Andrew Hopper QC of Cardiff solicitors Geoffrey Williams & Christopher Green and Gregory Treverton-Jones QC of 39 Essex Street spent three months working on a guide to the new code called The Solicitor’s Handbook.
The QCs, through their publisher Butterworths, sought permission from the Solicitors Regulation Authority (SRA) to include the code as an appendix to the handbook.
The SRA wrote to Butterworths saying the letter should be taken as permission to include the code, which the silks took to mean they had a binding licence.
But when the Law Society, which encompasses the SRA, found out, it contacted Butterworths to withdraw consent.

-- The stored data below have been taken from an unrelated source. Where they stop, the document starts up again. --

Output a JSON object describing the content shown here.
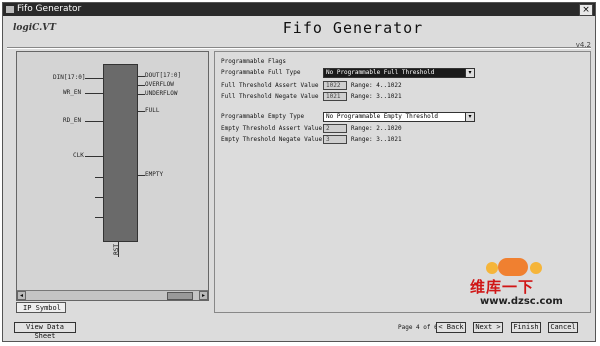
{
  "window": {
    "title": "Fifo Generator",
    "close_glyph": "×"
  },
  "header": {
    "logo": "logiC.VT",
    "title": "Fifo Generator",
    "version": "v4.2"
  },
  "symbol_pane": {
    "left_pins": [
      "DIN[17:0]",
      "WR_EN",
      "RD_EN",
      "CLK"
    ],
    "right_pins": [
      "DOUT[17:0]",
      "OVERFLOW",
      "UNDERFLOW",
      "FULL",
      "EMPTY"
    ],
    "bottom_pin": "RST",
    "tab_label": "IP Symbol"
  },
  "settings": {
    "group_title": "Programmable Flags",
    "full_type_label": "Programmable Full Type",
    "full_type_value": "No Programmable Full Threshold",
    "full_assert_label": "Full Threshold Assert Value",
    "full_assert_value": "1022",
    "full_assert_range": "Range: 4..1022",
    "full_negate_label": "Full Threshold Negate Value",
    "full_negate_value": "1021",
    "full_negate_range": "Range: 3..1021",
    "empty_type_label": "Programmable Empty Type",
    "empty_type_value": "No Programmable Empty Threshold",
    "empty_assert_label": "Empty Threshold Assert Value",
    "empty_assert_value": "2",
    "empty_assert_range": "Range: 2..1020",
    "empty_negate_label": "Empty Threshold Negate Value",
    "empty_negate_value": "3",
    "empty_negate_range": "Range: 3..1021"
  },
  "footer": {
    "view_data_sheet": "View Data Sheet",
    "page_indicator": "Page 4 of 6",
    "back": "< Back",
    "next": "Next >",
    "finish": "Finish",
    "cancel": "Cancel"
  },
  "watermark": {
    "chinese": "维库一下",
    "url": "www.dzsc.com"
  },
  "colors": {
    "titlebar": "#2a2a2a",
    "symbol_block": "#6a6a6a",
    "watermark_red": "#d01616",
    "highlight": "#1a1a1a"
  }
}
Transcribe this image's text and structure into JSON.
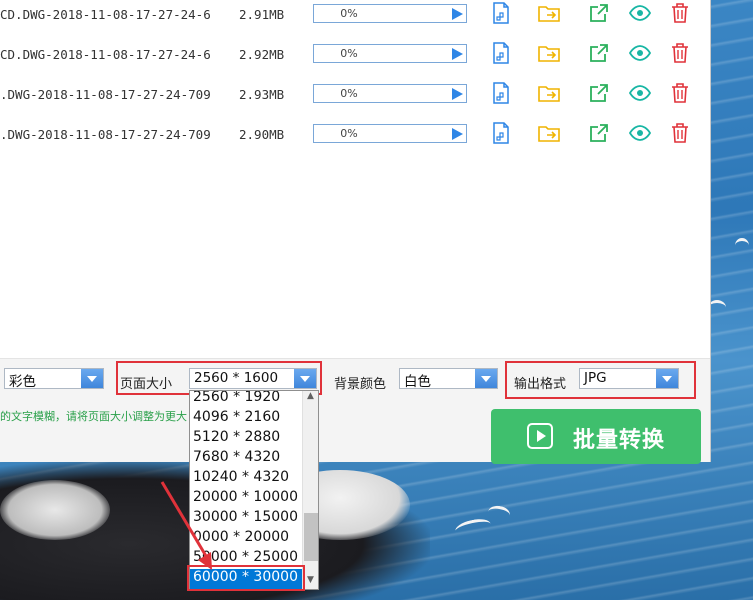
{
  "files": [
    {
      "name": "CD.DWG-2018-11-08-17-27-24-6",
      "size": "2.91MB",
      "progress": "0%"
    },
    {
      "name": "CD.DWG-2018-11-08-17-27-24-6",
      "size": "2.92MB",
      "progress": "0%"
    },
    {
      "name": ".DWG-2018-11-08-17-27-24-709",
      "size": "2.93MB",
      "progress": "0%"
    },
    {
      "name": ".DWG-2018-11-08-17-27-24-709",
      "size": "2.90MB",
      "progress": "0%"
    }
  ],
  "options": {
    "color_mode_value": "彩色",
    "page_size_label": "页面大小",
    "page_size_value": "2560 * 1600",
    "bg_color_label": "背景颜色",
    "bg_color_value": "白色",
    "output_format_label": "输出格式",
    "output_format_value": "JPG"
  },
  "hint": "的文字模糊，请将页面大小调整为更大",
  "convert_button": "批量转换",
  "page_size_options": [
    "2560 * 1920",
    "4096 * 2160",
    "5120 * 2880",
    "7680 * 4320",
    "10240 * 4320",
    "20000 * 10000",
    "30000 * 15000",
    "0000 * 20000",
    "50000 * 25000",
    "60000 * 30000"
  ],
  "selected_page_size": "60000 * 30000",
  "icons": [
    "file-icon",
    "folder-export-icon",
    "open-external-icon",
    "eye-icon",
    "trash-icon"
  ],
  "colors": {
    "accent": "#3fbf6d",
    "blue": "#2f86e6",
    "red": "#e0323a",
    "yellow": "#f0b400",
    "teal": "#17b6a4"
  }
}
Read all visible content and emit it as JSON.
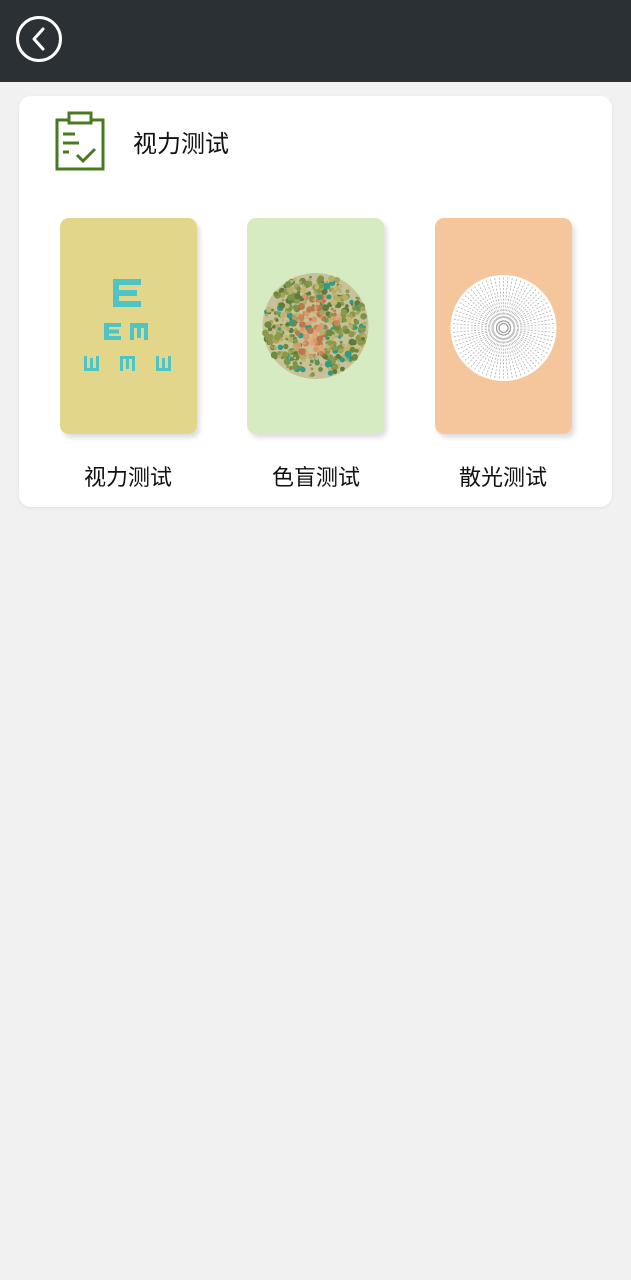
{
  "colors": {
    "topbar": "#2a3034",
    "header_icon": "#4a7a1f",
    "optotype": "#4ec4c4"
  },
  "nav": {
    "back_icon": "chevron-left-icon"
  },
  "card": {
    "icon": "clipboard-check-icon",
    "title": "视力测试"
  },
  "tests": [
    {
      "id": "vision",
      "label": "视力测试",
      "color": "#e2d68a",
      "icon": "eye-chart-icon"
    },
    {
      "id": "color-blind",
      "label": "色盲测试",
      "color": "#d7ebc3",
      "icon": "ishihara-plate-icon"
    },
    {
      "id": "astigmatism",
      "label": "散光测试",
      "color": "#f5c59c",
      "icon": "astigmatism-dial-icon"
    }
  ]
}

Herbert Smith’s IP chief Nick Gardner, who is acting for the silks, said the society withdrew permission as it had written a handbook itself and did not want the competition.
“The Law Society is saying that there was no consideration so it could withdraw consent at any time, but my clients’ reliance on the permission is a simple case of estoppel,” said Gardner. “It means the Law Society can’t revoke permission.”
Gardner, who branded the society’s actions “appalling”, said if the body does not back down then his clients will take the matter all the way to court.
Law Society chief executive Des Hudson said he hopes the dispute may be settled amicably, but does not accept that the silks had a valid licence to reproduce the code, which is available as a pdf on the society’s website.
He added: “The society does not accept that its unwillingness to grant such a licence in any way suppresses or prevents wide dissemination of, or access to, the code of conduct.”